Yesterday was the first day of classes at the school where I used to teach. I know that I made the right decision to leave, but I still miss it, especially the students. So a bit of nostalgia feels entirely in order right about now.
Being a Catholic school, we were expected to begin each class with a prayer. Rather than having the students mindlessly recite an "Our Father", I liked to use a song as a reflection on that day's lesson topic. In the last few years, the very first song I played was "Breath of Heaven" by Amy Grant, from her 1992 Christmas album. It imagines Mary's thoughts and emotions as the birth of Jesus draws near.
I have traveled many moonless nights, cold and weary with a babe inside, and I wonder what I’ve done. Holy Father you have come and chosen me now to carry your son.
I am waiting in a silent prayer. I am frightened by the load I bear. In a world as cold as stone, must I walk this path alone.
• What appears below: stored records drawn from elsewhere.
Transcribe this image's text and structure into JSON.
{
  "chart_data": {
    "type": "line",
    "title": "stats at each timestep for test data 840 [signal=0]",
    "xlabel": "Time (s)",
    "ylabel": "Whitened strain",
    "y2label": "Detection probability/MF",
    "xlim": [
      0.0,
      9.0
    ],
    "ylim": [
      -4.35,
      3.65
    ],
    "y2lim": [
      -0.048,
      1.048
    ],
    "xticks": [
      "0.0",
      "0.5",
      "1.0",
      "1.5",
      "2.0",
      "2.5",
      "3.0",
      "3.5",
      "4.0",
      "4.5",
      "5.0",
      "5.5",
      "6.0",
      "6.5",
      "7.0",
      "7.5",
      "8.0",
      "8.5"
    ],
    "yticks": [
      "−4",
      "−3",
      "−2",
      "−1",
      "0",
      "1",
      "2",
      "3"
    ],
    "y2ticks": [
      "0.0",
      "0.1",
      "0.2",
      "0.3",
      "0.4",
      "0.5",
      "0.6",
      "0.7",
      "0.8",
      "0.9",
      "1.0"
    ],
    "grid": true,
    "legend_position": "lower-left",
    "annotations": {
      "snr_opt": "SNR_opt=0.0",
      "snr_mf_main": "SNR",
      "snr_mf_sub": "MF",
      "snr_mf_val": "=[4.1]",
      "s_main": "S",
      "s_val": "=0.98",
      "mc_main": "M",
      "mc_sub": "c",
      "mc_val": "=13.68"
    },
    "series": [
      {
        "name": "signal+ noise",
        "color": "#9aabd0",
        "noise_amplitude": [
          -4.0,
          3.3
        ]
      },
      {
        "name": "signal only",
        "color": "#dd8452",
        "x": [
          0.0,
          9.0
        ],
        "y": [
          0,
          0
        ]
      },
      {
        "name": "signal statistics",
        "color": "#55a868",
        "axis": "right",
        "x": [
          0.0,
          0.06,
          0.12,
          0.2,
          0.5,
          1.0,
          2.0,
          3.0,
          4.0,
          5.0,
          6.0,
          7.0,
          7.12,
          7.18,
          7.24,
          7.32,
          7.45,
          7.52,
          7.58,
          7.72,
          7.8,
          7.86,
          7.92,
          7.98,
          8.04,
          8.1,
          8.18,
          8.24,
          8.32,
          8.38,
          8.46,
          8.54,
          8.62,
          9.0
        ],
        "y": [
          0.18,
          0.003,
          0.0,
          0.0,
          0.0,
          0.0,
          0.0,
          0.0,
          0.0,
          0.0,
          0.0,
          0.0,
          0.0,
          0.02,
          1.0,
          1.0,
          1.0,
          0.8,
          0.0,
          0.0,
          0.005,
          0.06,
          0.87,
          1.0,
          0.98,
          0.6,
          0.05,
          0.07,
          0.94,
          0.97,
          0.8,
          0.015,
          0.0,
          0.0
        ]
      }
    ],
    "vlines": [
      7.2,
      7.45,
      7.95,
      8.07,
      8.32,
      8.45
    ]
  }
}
Be with me now; be with me now.
Breath of Heaven, hold me together, be forever near me, Breath of Heaven. Breath of Heaven, lighten my darkness, pour over me your holiness for you are holy, Breath of Heaven.
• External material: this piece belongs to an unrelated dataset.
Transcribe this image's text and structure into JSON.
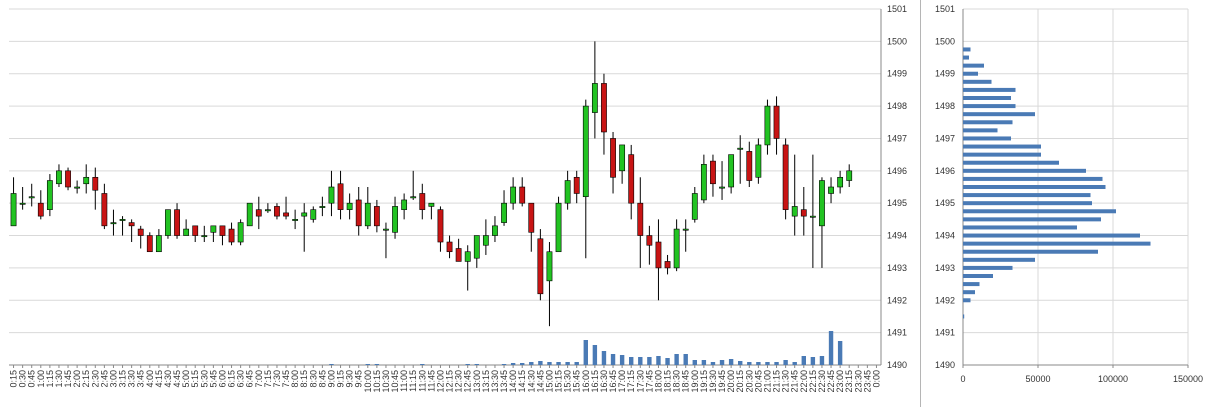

Do you wonder as you watch my face, if a wiser one should have had my place? But I offer all I am for the mercy of your plan. Help me be strong; help me be; help me.
I used these words in the past to begin a very long conversation with my students on the meaning and practice of faith. I use them today to remind myself about the kind of faith I aspire to live. As I wrote on Wednesday's "Good News" post for the Solemnity of the Assumption, Sister Mary is the ultimate model of fidelity to God's love.